Son ya doce años, desde 2001, que México participa en el Índice de Percepción de la Corrupción (IPC) que realiza la organización Transparencia Internacional. Desde entonces, tenemos datos que nos indican la “evolución” de nuestro país. La mejor calificación fue precisamente en 2001, cuando obtuvimos 37; la peor fue el 2011, con una evaluación de 30. Este año, participaron en el estudio 177 países y territorios; México se ubicó en el lugar 106, con una calificación de 34.
Lo relevante no es tanto el lugar en el ranking, sino esa “evolución” a través del tiempo. Como si fuera un partido de fútbol que se contempla desde las gradas, tanto ciudadanos como gobernantes notamos que el mediocre desempeño de México no puede salir del rango de los treinta. Vemos el partido como si no nos afectara, como si no fuera nuestra realidad la que se mide y evalúa, como si la corrupción fuera una idea que no impacta en nuestras vidas.
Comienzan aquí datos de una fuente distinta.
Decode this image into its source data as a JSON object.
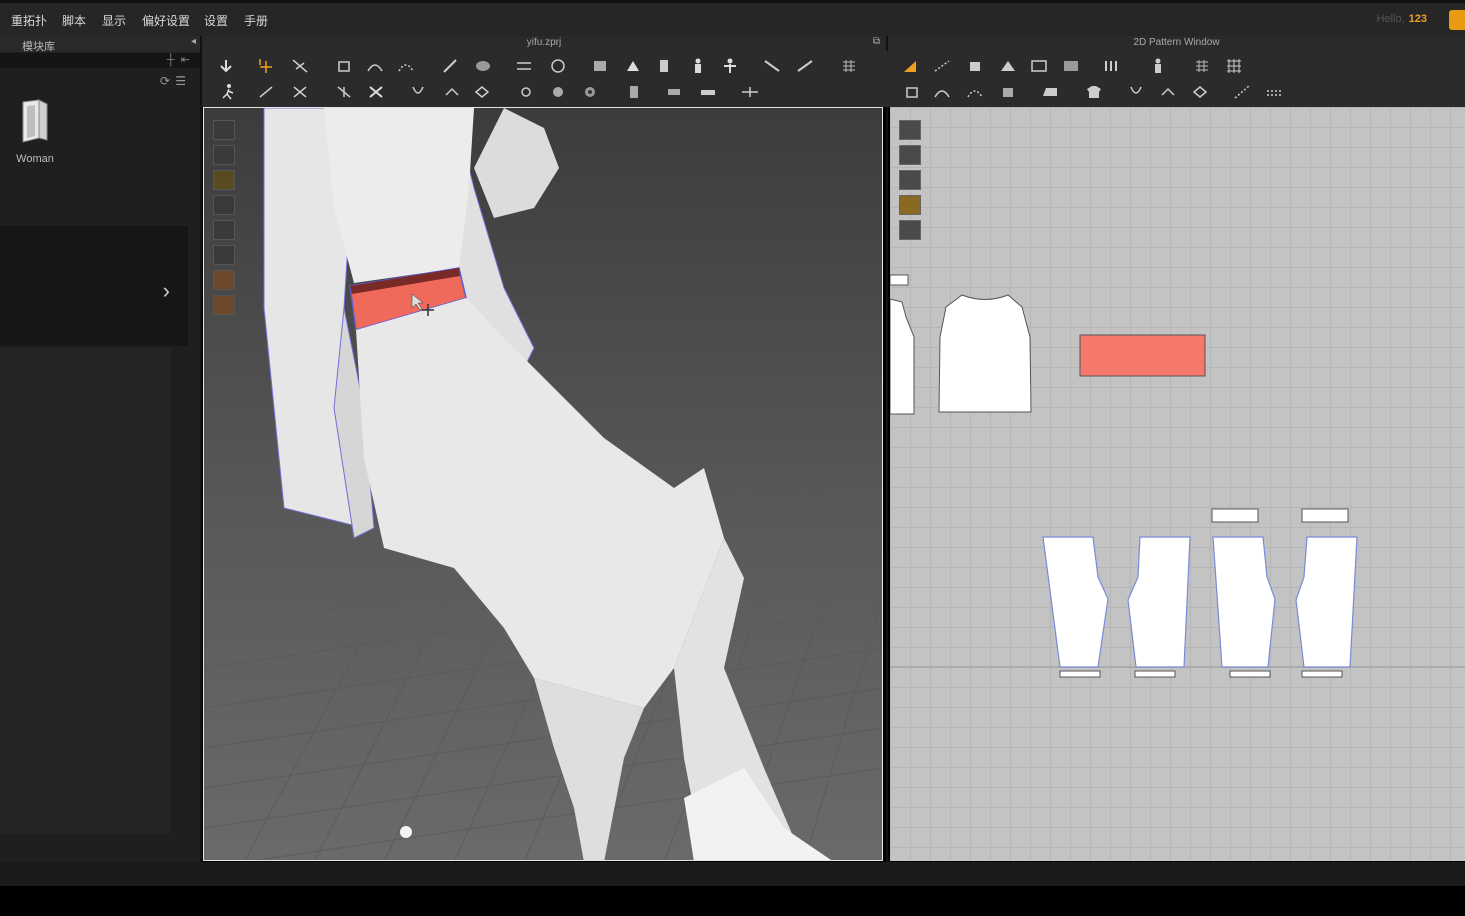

Mi hipótesis es que hemos vivido tanto tiempo con la corrupción que ya la asumimos como nuestra. Nos hemos acostumbrado a ella, ha permeado nuestros hábitos y toma de decisiones. No concebimos una realidad en la que no exista.
Pero lo que hemos perdido de vista son sus efectos negativos en la economía y en la competitividad. Basta analizar los dos índices más importantes en temas de competitividad, el del Foro Económico Mundial (WEF) y el del Instituto Internacional de Desarrollo Gerencial (IMD), para darnos cuenta de que México está estancado en un rango de evaluación del que no avanza desde hace muchos años.
Lo primero que hay que entender es que la corrupción es un fenómeno con múltiples causas y manifestaciones. Dentro de la corrupción se encuentran el sector público, privado y social, no es exclusiva de personas ricas ni pobres, ni de países desarrollados o en vías de desarrollo. Tiene diversas manifestaciones: soborno, extorsión, fraude, captura de Estado, conflicto de interés, acoso sexual y otras. Además, tiene diversos costos e impactos económicos:
• Distorsiona mercados elevando los costos de transacción: cuando la persona, empresa o país con quien se va a hacer algún negocio es una persona corrupta (o tiene reputación de serlo), necesariamente se elevan los costos de transacción.
• Estanca el desarrollo económico: pues la generación de riqueza y su reparto se concentra en un reducido grupo de personas, casi siempre a expensas de la calidad, tiempo y bienestar de ciudadanos y clientes.
• Pone en riesgo la sustentabilidad: la permanencia en el tiempo de una empresa o un país depende de la interacción que se realice entre la visión a corto, mediano y largo plazo.
• Debilita la democracia y el Estado de Derecho: la competitividad requiere reglas claras en donde los jugadores sepan a qué se atienen si las violan.
• Desincentiva la innovación, pues no hay estímulos para buscar una solución menos costosa o más eficiente a los problemas.
• Es combustible de conflictos sociales: la corrupción siempre termina afectando a los más pobres, quienes pagan costos más elevados por servicios o productos a los que deberían tener acceso, lo que provoca un sentimiento de injusticia que, por lo regular, termina en violencia.
Vivir en un contexto de corrupción y querer ser competitivos, es como si nos dispusiéramos a ir mar adentro, remando con todas nuestras fuerzas y nos olvidáramos de recoger el ancla que soltamos en el desembarcadero. Es tiempo de que empecemos a pensar seriamente cómo quitarnos el ancla que nos impide avanzar.
*El autor es profesor del área académica de Filosofía y Empresa del IPADE.